Hank Jenkins-Smith earned his PhD in political science and public policy from the University of Rochester (1985). He has been employed as a policy analyst in the DOE Office of Policy Analysis (1982-83), and previously served on the faculty of Southern Methodist University, the University of New Mexico, and Texas A&M University. He is a George Lynn Cross Research Professor in the Department of Political Science, and serves as Director of the National Institute for Risk and Resilience. He is also the Director of the Center for Energy, Security and Society, and co-Director of the Center for Risk and Crisis Management.

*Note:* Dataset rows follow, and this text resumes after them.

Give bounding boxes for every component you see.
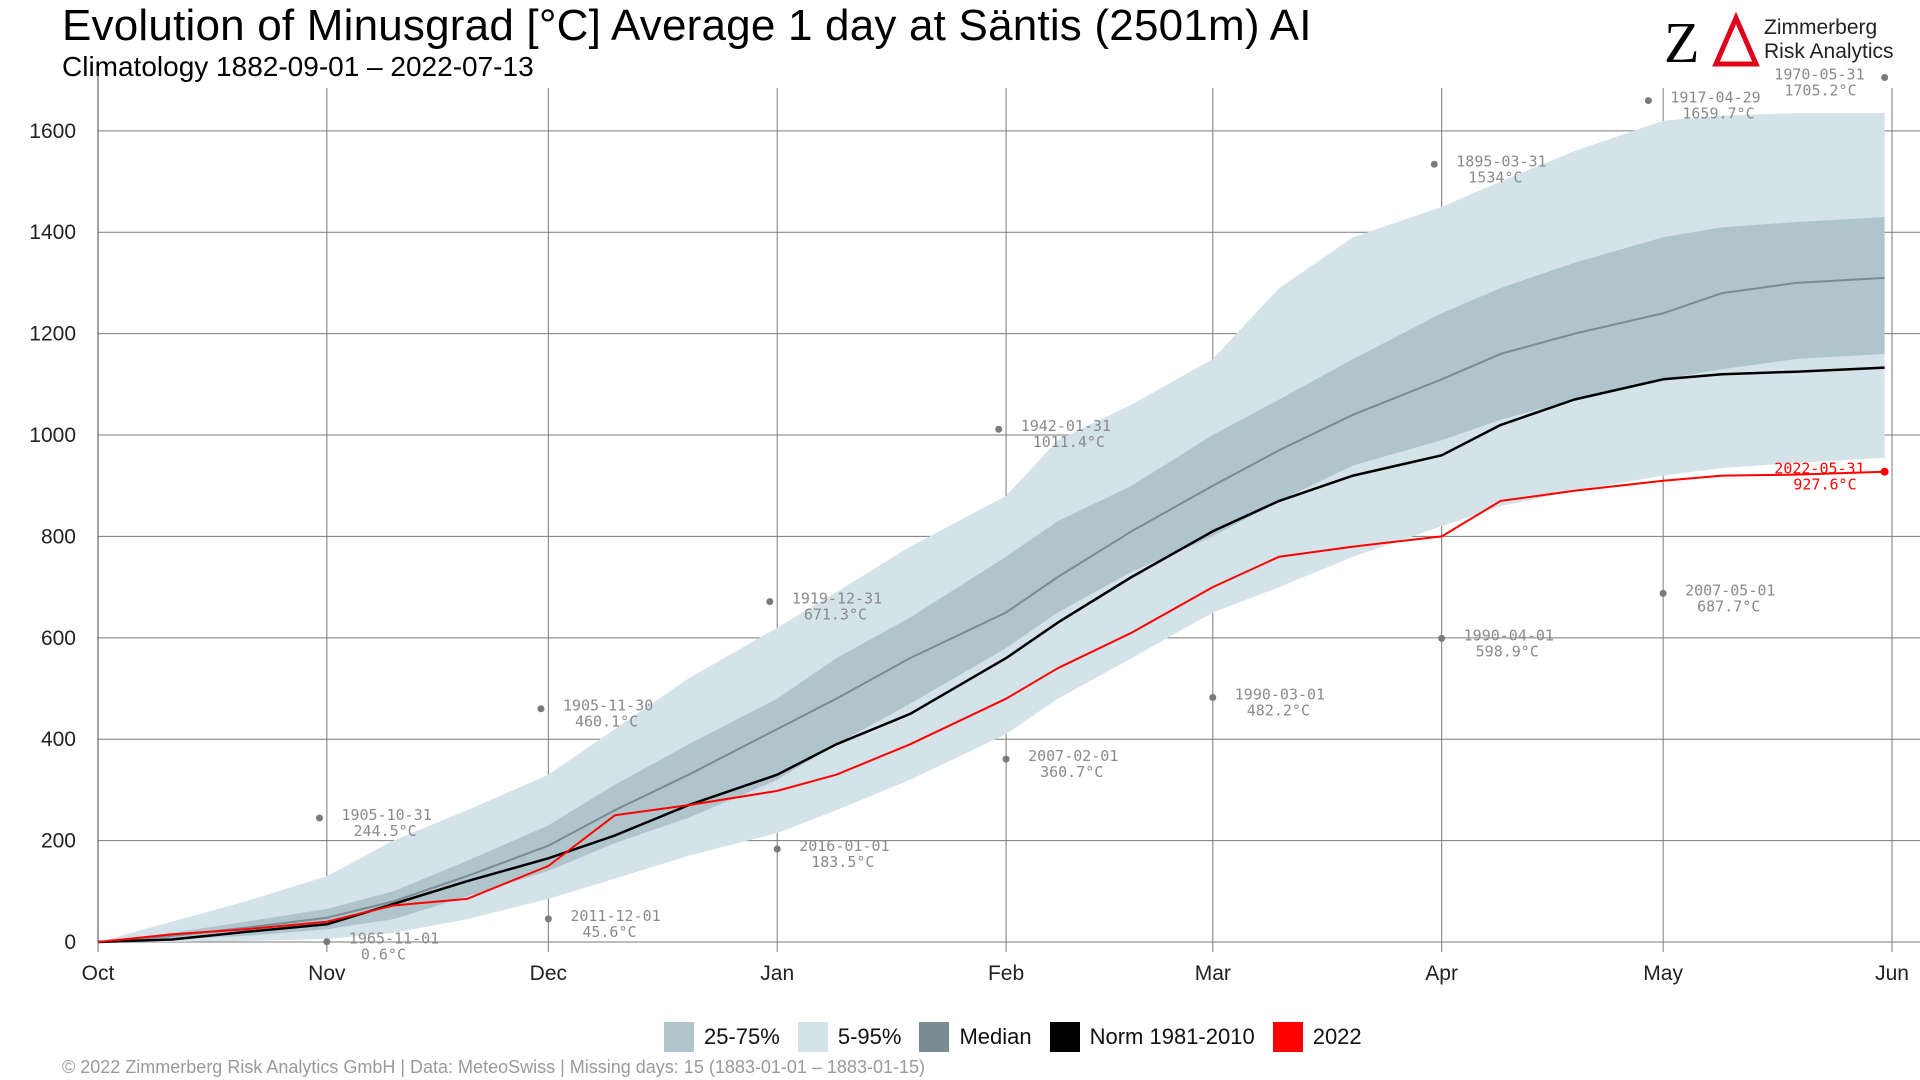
legend-swatch	[1049, 1022, 1080, 1052]
annotation-point	[1209, 694, 1217, 702]
annotation-point	[537, 705, 545, 713]
percentile-bands	[98, 113, 1885, 943]
annotation-date: 2007-02-01	[1028, 747, 1118, 765]
y-tick-label: 800	[41, 525, 76, 548]
annotation-value: 927.6°C	[1793, 476, 1856, 494]
series-line-median	[97, 276, 1885, 943]
annotation-point	[995, 425, 1003, 433]
annotation-value: 687.7°C	[1697, 597, 1760, 615]
series-line-2022	[97, 470, 1885, 943]
x-tick-label: Apr	[1425, 962, 1458, 985]
annotation-value: 1534°C	[1468, 168, 1522, 186]
annotation-point	[544, 915, 552, 923]
annotation-point	[1430, 160, 1438, 168]
x-tick-label: Jun	[1875, 962, 1909, 985]
y-tick-label: 1000	[29, 424, 76, 447]
annotation-point	[1881, 74, 1889, 82]
annotation-point	[773, 845, 781, 853]
legend-label: Norm 1981-2010	[1089, 1024, 1255, 1049]
annotation-date: 2007-05-01	[1685, 581, 1775, 599]
annotation-date: 1970-05-31	[1774, 66, 1864, 84]
x-tick-label: Oct	[82, 962, 115, 985]
legend-label: 5-95%	[837, 1024, 902, 1049]
logo-line-2: Risk Analytics	[1764, 40, 1894, 63]
annotation-point	[766, 598, 774, 606]
chart-subtitle: Climatology 1882-09-01 – 2022-07-13	[62, 51, 534, 82]
annotation-date: 1905-11-30	[563, 697, 653, 715]
legend-swatch	[664, 1022, 694, 1052]
series-lines	[97, 276, 1885, 944]
legend-label: Median	[959, 1024, 1032, 1049]
y-tick-label: 0	[64, 931, 76, 954]
band-25-75	[98, 217, 1885, 942]
annotation-date: 1919-12-31	[792, 590, 882, 608]
legend-item: 5-95%	[797, 1022, 902, 1052]
legend-item: 25-75%	[664, 1022, 780, 1052]
za-logo-icon: Z	[1664, 12, 1760, 70]
annotation-value: 45.6°C	[582, 923, 636, 941]
company-logo: Z Zimmerberg Risk Analytics	[1664, 12, 1904, 70]
annotation-date: 2022-05-31	[1774, 460, 1864, 478]
annotation-date: 1942-01-31	[1021, 417, 1111, 435]
x-tick-label: Mar	[1195, 962, 1231, 985]
annotation-value: 1705.2°C	[1784, 82, 1856, 100]
annotation-value: 460.1°C	[575, 713, 638, 731]
legend-swatch	[797, 1022, 828, 1052]
legend-swatch	[919, 1022, 950, 1052]
annotation-value: 482.2°C	[1247, 702, 1310, 720]
axes: 0 200 400 600 800 1000 1200 1400 1600 Oct Nov Dec Ja…	[29, 70, 1909, 985]
x-tick-label: May	[1643, 962, 1683, 985]
annotation-point	[1002, 755, 1010, 763]
annotation-date: 1990-03-01	[1235, 686, 1325, 704]
annotation-point	[1438, 634, 1446, 642]
legend-item: 2022	[1272, 1022, 1362, 1052]
legend-swatch	[1272, 1022, 1303, 1052]
chart-title: Evolution of Minusgrad [°C] Average 1 da…	[62, 1, 1312, 50]
logo-line-1: Zimmerberg	[1764, 16, 1878, 39]
annotation-date: 1990-04-01	[1464, 626, 1554, 644]
annotation-point	[1659, 589, 1667, 597]
annotation-value: 183.5°C	[811, 853, 874, 871]
legend-item: Norm 1981-2010	[1049, 1022, 1255, 1052]
series-line-norm-1981-2010	[97, 366, 1885, 944]
annotation-date: 2016-01-01	[799, 837, 889, 855]
x-tick-label: Feb	[988, 962, 1024, 985]
annotation-point	[315, 814, 323, 822]
annotation-point	[1644, 97, 1652, 105]
annotation-date: 1895-03-31	[1456, 152, 1546, 170]
x-tick-label: Jan	[760, 962, 794, 985]
legend: 25-75% 5-95% Median Norm 1981-2010 2022	[664, 1020, 1380, 1054]
y-tick-label: 400	[41, 728, 76, 751]
annotation-value: 598.9°C	[1476, 642, 1539, 660]
y-tick-label: 1600	[29, 120, 76, 143]
svg-text:Z: Z	[1664, 12, 1699, 70]
x-tick-label: Nov	[308, 962, 346, 985]
annotation-value: 360.7°C	[1040, 763, 1103, 781]
annotation-date: 1905-10-31	[341, 806, 431, 824]
annotation-value: 671.3°C	[804, 606, 867, 624]
annotation-date: 1965-11-01	[349, 930, 439, 948]
legend-label: 2022	[1312, 1024, 1362, 1049]
annotation-value: 244.5°C	[353, 822, 416, 840]
legend-label: 25-75%	[704, 1024, 780, 1049]
annotation-value: 0.6°C	[361, 946, 406, 964]
footer-credit: © 2022 Zimmerberg Risk Analytics GmbH | …	[62, 1057, 925, 1077]
annotation-value: 1011.4°C	[1033, 433, 1105, 451]
annotation-point	[323, 938, 331, 946]
y-tick-label: 200	[41, 830, 76, 853]
annotation-date: 1917-04-29	[1670, 89, 1760, 107]
y-tick-label: 600	[41, 627, 76, 650]
logo-text: Zimmerberg Risk Analytics	[1764, 16, 1894, 64]
annotation-point	[1880, 467, 1889, 476]
legend-item: Median	[919, 1022, 1032, 1052]
x-tick-label: Dec	[530, 962, 567, 985]
annotation-value: 1659.7°C	[1682, 105, 1754, 123]
annotation-date: 2011-12-01	[570, 907, 660, 925]
y-tick-label: 1400	[29, 221, 76, 244]
y-tick-label: 1200	[29, 323, 76, 346]
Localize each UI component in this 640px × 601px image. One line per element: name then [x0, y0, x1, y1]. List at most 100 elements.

Professor Jenkins-Smith has published books, articles and reports on public policy processes, risk perception, national security, and energy and environmental policy. He has served on National Research Council Committees focused on policies to transport spent nuclear fuel and disposal of chemical weapons, and he currently serves as an elected member on the National Council on Radiation Protection and Measurement and the American Political Science Association. In 2012, he gave several presentations to the Blue Ribbon Commission on America's Nuclear Future to assist in the Commission's deliberations on public acceptance of new initiatives in nuclear facility siting.

Dr. Jenkins-Smith's current research focuses on theories of the public policy process, with particular emphasis on the management (and mis-management) of controversial technical issues involving high-risk perceptions on the part of the public. He applies a variant of Cultural Theory (as advanced by anthropologist Mary Douglas and political scientist Aaron Wildavsky) to understand variations in public understanding and response to a range of societal risks, including climate change, nuclear technologies, natural disasters, radioactive materials, vaccines, and others. As part of this work he has fielded a series of national surveys since 1993 focusing on public understanding and preferences regarding nuclear security, accompanied by a more recent series (starting in 2006) focusing on energy, environmental issues, and nuclear materials management.

In his spare time, Professor Jenkins-Smith engages in personal experiments in risk perception and management via skiing, scuba diving and motorcycling.